Blogger Voyager said...

So what is the "truth about lawyers" you speak of? That they are compasionate, brilliant, and self-effacing? Even though without them the rule of law would disintegrate and we would have anarchy? Yes, that must be what you meant.
V.

10:13 PM  
Blogger Hageltoast said...

I wanted to be an optician (till i found out about disection) or an engineer or a pirate. Sadly, there isn't much call for swashbuckling these days.

12:58 AM  
Blogger Ian Lidster said...

Dear Voyager: Of course that was the truth about lawyers that I meant. Actually my grandfather was a well-respected lawyer and prosecutor, and I was seriously planning to go into law under his mentorship. But, other things prevailed. I've actually toyed with the idea many times in later years.
Cheers,
Ian

4:39 AM  
Blogger andrea said...

Good one -- and very funny. I always thought I was supposed to be a hippie (a clean, organic one who lived on a commune) but was born a bit too late.
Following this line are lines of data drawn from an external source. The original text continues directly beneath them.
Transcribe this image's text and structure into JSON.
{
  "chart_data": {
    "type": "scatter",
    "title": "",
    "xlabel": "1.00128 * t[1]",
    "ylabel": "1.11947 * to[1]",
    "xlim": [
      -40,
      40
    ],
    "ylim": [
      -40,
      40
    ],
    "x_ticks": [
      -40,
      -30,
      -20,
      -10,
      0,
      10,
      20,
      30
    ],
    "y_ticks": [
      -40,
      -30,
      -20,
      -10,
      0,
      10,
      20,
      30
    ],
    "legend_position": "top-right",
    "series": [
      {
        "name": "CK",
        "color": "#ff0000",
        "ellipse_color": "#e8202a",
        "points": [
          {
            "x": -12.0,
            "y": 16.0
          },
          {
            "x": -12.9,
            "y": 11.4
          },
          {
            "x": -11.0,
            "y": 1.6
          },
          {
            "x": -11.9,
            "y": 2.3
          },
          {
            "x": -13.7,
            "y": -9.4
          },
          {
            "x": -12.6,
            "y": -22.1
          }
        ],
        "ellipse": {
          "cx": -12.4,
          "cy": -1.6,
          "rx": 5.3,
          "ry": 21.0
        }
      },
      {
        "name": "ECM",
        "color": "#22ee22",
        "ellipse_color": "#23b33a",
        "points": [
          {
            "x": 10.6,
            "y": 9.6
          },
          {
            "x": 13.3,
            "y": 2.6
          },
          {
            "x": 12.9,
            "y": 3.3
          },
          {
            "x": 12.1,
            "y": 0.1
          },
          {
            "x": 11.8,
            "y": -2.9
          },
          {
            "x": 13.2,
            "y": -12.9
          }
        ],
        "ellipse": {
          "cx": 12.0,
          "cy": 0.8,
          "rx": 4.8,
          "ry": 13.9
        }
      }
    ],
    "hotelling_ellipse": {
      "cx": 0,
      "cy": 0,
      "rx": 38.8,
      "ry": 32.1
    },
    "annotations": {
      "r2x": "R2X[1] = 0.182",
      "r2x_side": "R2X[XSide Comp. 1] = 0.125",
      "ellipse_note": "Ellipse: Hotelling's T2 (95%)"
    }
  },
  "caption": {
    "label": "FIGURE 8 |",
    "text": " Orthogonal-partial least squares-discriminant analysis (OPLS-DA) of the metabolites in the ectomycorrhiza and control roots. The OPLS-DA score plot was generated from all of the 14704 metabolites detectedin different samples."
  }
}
Maybe that's what it's like with you and the hispters.

11:47 AM  
Blogger CS said...

Now, beatnik is a word you don't hear often enough. I was a little too oung for hippie, even, but that is the era that most appeals to me.

6:29 PM  
Blogger Bibi said...

This was fun! I'd forgotton about beatniks ... I'm fascinated by earlier culture groups.

I just saw Leonard Cohen's DVD (can't recall the name but it's on the shelves at the video stores) and wished I could travel back to his early days and visit the sub-culture that he belonged to.

Sounded so intense and I saw him in a whole new light.